After multiple voting sessions, Lebanon’s parliament still has not elected a president. It’s a post elected by lawmakers, not by popular vote, and held by a Maronite Christian. Former President Michel Aoun sent a letter to parliament 24 hours before his term ended on October 31st calling on Prime Minister Najib Mikati to resign and asking lawmakers to withdraw their confidence in his government. Aoun said the government lacked legitimacy and should not assume the duties of the presidency.
But several lawmakers argue that the Lebanese constitution gives the government, even a caretaker one, the right to run the country, if there is a presidential vacuum. They argue that a president must be elected, not discussions held on the government.
Lebanese analyst Dania Koleilat Khatib, with Stanford University’s Hoover Institute, told VOA that Aoun’s last act appears out of spite because he wanted his son-in-law Gebran Bassil, who is reviled by many, to take over the presidency.
“It is dire. What Aoun did just before he left, he signed the decree that the government is resigning,’ said Khatib. “To add oil to the fire. To make sure to say: OK, you are not legitimate, there is a vacuum. To push for his son-in-law Gebran Bassil to be president. Not one wants the son-law-internally, no one wants the son-in-law internationally. Even his allies don’t want him. It’s not only the fact that it’s a caretaker (government). There is no solution on anything. There is no plan, there is no economic, political will to go do the reforms. This is why the presidential elections are very important to bring a strong president.”
Khatib said Lebanon needs a president and prime minister who can work together.
U.S. Assistant Secretary of State for Near East Affairs Barbara Leaf said the Biden administration is pressing urgently for government formation in Lebanon, providing support to the most vulnerable and asking that International Monetary Fund assistance be based on critical reforms. She told an audience recently at the Washington-based Wilson Center she can “see a scenario where there is disintegration, that [would be] the worst, where there's just an unravelling,”

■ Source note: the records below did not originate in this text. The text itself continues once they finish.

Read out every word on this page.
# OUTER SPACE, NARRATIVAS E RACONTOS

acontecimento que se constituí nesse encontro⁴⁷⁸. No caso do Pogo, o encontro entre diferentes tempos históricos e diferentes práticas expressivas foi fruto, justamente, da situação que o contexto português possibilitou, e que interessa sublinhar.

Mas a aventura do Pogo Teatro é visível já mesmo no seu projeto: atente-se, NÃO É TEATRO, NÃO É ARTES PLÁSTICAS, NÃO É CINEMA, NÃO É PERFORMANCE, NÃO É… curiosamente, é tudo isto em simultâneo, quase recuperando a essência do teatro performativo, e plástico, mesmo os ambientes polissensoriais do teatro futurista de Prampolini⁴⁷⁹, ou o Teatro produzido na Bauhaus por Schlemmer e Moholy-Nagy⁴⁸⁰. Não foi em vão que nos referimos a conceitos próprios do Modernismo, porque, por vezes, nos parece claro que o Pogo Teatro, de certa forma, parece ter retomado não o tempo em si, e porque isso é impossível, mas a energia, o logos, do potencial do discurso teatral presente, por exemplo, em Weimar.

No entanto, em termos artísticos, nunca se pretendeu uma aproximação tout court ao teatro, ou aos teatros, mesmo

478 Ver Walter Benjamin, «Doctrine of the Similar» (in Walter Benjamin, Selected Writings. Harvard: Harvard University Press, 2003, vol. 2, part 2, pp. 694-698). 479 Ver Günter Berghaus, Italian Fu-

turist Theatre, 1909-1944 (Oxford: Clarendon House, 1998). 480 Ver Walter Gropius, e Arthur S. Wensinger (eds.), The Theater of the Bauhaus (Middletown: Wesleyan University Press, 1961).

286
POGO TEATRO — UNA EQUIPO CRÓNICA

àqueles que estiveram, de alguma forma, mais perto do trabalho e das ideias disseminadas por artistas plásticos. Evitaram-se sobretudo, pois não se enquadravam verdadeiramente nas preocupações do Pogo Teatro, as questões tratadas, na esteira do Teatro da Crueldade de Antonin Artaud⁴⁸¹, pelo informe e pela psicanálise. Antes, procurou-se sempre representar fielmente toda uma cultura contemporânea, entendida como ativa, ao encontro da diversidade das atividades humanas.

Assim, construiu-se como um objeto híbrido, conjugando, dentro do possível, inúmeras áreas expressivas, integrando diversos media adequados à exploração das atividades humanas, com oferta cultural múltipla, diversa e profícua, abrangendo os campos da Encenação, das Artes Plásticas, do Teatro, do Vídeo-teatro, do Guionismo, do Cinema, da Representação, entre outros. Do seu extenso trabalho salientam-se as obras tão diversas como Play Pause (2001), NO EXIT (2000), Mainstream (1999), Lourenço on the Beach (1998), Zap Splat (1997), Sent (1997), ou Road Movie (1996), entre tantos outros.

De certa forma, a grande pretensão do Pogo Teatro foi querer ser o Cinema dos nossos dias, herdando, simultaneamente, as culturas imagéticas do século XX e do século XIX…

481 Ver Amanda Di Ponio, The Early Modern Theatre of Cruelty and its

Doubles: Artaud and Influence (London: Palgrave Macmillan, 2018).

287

“Lebanon urgently needs a president, and just behind that a prime minister who will take up with the president in forming a fully empowered cabinet that will get to work on the decisions, including key reforms that underwrite the IMF loan, and the perspective World Bank loans for the energy deals”, Leaf said. “Nothing we or any other foreign partner can do can take the place of what Lebanon’s own political leaders have failed to do to date: form a government and get to the urgent task of pulling Lebanon back from the brink.”
Lebanon’s local currency has lost more than 90 percent of its value over the past three years. People cannot access funds in their bank accounts and continue to suffer from hyperinflation, rampant impoverishment, insecurity, unemployment, and shortages of medicine, electricity, fuel and food.